Investors sell Lloyds as ‘superbank’ reveals £6.3bn loss
Shares in Lloyds Banking Group fell 1.8% this morning after the bank announced a loss of £6.3bn in 2009. Commenting on today's results, Graham Spooner, investment adviser at The Share Centre, said: "Lloyds' results revealed a slightly smaller loss than analysts had expected. The bank, now 41% owned by the British taxpayer, recorded an operating loss of £6.3bn compared with £6.7bn in 2008, following its rescue of ailing mortgage lender HBOS.
"Salvaging HBOS forced the newly created Lloyds Banking Group to go cap in hand to the taxpayer for £20bn.
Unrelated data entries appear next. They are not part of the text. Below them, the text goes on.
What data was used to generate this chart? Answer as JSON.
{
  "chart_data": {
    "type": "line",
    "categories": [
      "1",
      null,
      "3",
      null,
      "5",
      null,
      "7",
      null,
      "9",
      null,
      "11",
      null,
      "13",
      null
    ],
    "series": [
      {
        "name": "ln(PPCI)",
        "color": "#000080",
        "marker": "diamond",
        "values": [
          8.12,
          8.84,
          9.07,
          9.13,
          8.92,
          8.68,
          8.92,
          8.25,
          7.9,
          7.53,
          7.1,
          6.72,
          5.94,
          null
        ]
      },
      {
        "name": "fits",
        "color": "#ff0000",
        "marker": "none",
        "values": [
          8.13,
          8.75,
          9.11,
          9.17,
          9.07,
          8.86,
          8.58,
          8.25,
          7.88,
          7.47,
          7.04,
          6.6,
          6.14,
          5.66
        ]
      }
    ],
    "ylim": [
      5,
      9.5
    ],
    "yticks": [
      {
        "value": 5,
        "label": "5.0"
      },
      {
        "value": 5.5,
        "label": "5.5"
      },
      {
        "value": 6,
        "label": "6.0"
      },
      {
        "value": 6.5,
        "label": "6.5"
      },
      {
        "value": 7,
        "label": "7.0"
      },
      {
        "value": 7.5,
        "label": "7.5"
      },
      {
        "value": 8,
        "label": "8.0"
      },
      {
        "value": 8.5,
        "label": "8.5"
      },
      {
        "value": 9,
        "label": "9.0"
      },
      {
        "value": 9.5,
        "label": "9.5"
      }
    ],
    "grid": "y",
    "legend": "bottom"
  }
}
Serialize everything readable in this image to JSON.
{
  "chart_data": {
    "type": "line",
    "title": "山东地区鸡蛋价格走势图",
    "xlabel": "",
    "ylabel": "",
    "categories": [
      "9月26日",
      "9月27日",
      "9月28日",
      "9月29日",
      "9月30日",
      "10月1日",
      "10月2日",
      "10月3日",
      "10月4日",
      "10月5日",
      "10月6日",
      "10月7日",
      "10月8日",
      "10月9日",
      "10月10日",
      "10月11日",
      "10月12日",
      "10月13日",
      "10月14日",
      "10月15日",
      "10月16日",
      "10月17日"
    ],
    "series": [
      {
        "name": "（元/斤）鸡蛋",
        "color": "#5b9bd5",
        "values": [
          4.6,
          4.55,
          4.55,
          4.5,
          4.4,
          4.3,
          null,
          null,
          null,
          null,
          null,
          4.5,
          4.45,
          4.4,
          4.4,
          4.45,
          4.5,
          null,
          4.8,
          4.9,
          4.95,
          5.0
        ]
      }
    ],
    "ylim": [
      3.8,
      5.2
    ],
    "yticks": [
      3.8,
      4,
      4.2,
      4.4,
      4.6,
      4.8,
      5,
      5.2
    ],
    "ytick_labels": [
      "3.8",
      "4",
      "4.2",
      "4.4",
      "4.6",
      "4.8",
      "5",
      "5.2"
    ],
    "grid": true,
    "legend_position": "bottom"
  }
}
Today, the bank admitted last year's bad debts reached an eye-watering £24bn, which is substantially higher than RBS reported yesterday.
"This morning, Lloyds' share price fell 1.8% to 53.89 pence during early trade. Customers of The Share Centre have reacted to Lloyds' results by selling their holdings in the supposed ‘superbank'; 74% of all deals were sells this morning.
"On a pre-tax profit basis, the group made a profit of £1bn. Although the bank offers growth potential, Lloyds still remains a high risk investment and investors who have held on hoping for a recovery will have to remain patient. As such, we are listing Lloyds as a ‘hold' at present."